It’s been found that Apple had been benefitting from illegal tax profits and because of this the European Commission instructed Ireland to recover the criminal aid from Apple and the amount will come to around $14.5 billion. For the past few years there had been an ongoing debate over European taxes. It may not be illegal to pick Ireland to act as the base for your European headquarters but it can become an issue when Ireland decides to hand out tax benefits to a certain enterprise specifically like they did with Apple.
Other companies that also have headquarters in Ireland are being unfairly taxed when compared to Apple and Commissioner Margrethe Vestager have decided it to be illegal and that Apple will be responsible for the repayment of said benefits.

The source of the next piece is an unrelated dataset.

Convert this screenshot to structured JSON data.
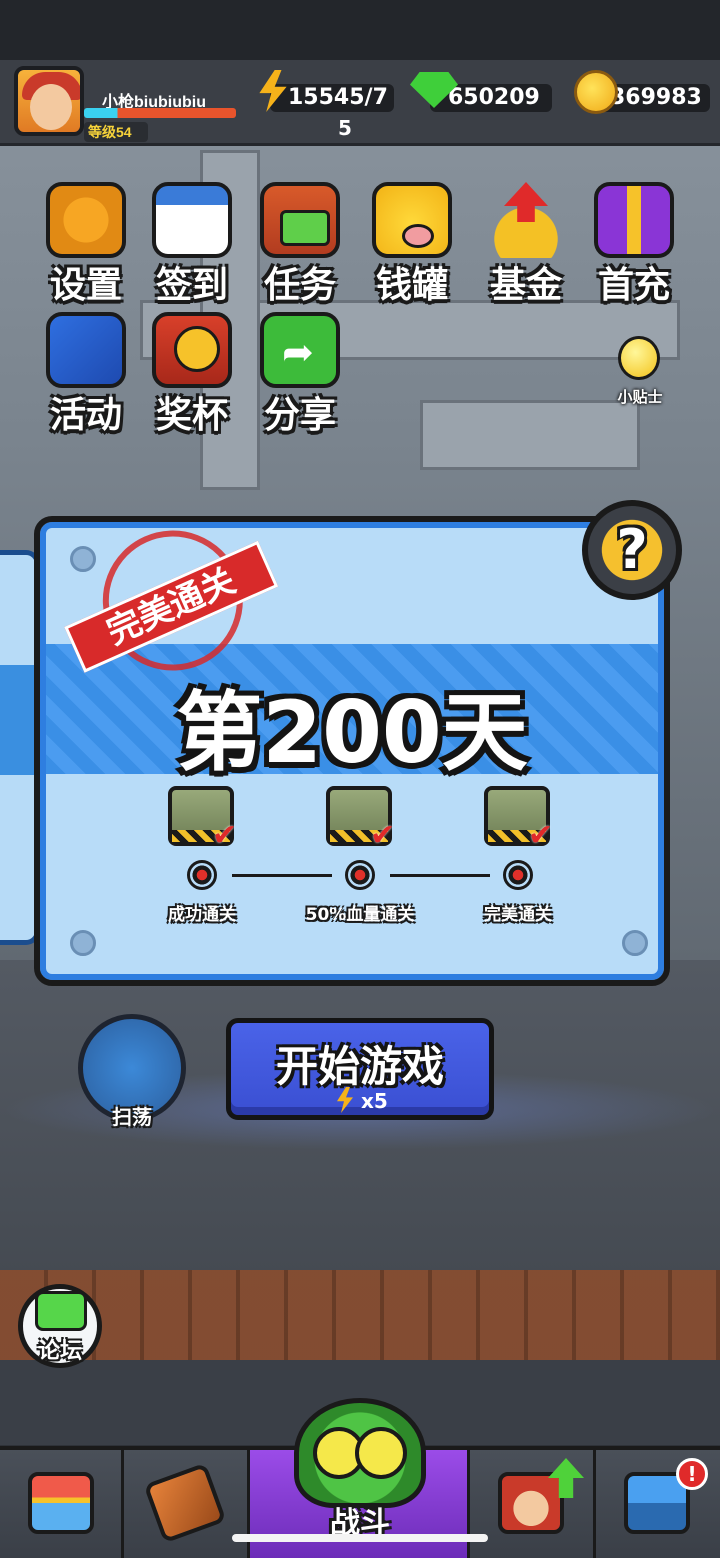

She further said that tax benefits cannot be given to only selected companies and that such dealings are illegal under EU state aid rules.
Over quite a few years these tax benefits saw Apple paying much less than other businesses based in Ireland. In 2003 they only paid about 1% of their profits in taxes and in 2014 only 0.005%. They have successfully optimized their tax structure by ways of creating a company that exists only on paper. Two subsidiaries of Apple that is based in Ireland called Apple Operations Europe and Apple Sales International paid over most of their profits to a certain head office. The head office has no base location anywhere and this resulted in their profits staying untaxed for years which greatly lowered their effective tax rate.
Although the exact amount of the fine isn’t clear as yet, the European Commission estimates Apples gains at around $14.5 billion and the commission has the authority to fine them for a period of ten years preceding 2013 which was when the first information request was lodged. This means that they will be fined for the period ranging from 2003 up to 2014 and interest would be added too. Luckily for Apple they may be able to negotiate some kind of deal with the Irish government which may see them paying less.
Apple now complies with Europe’s taxation laws since they changed their structure in 2015. Tim Cook has written a letter rubbishing these claims and states that Apple never asked for any special treatment and neither did they receive it. He further states that they are being asked to pay more taxes to a government that said they owe nothing more than what was already paid. There were much more to his letter but we will need to wait and see what the ultimate decision will be. We cannot help but wonder what the future holds for this mobile, computer and technology giant but the only ones that may decide their fate is the European Commision.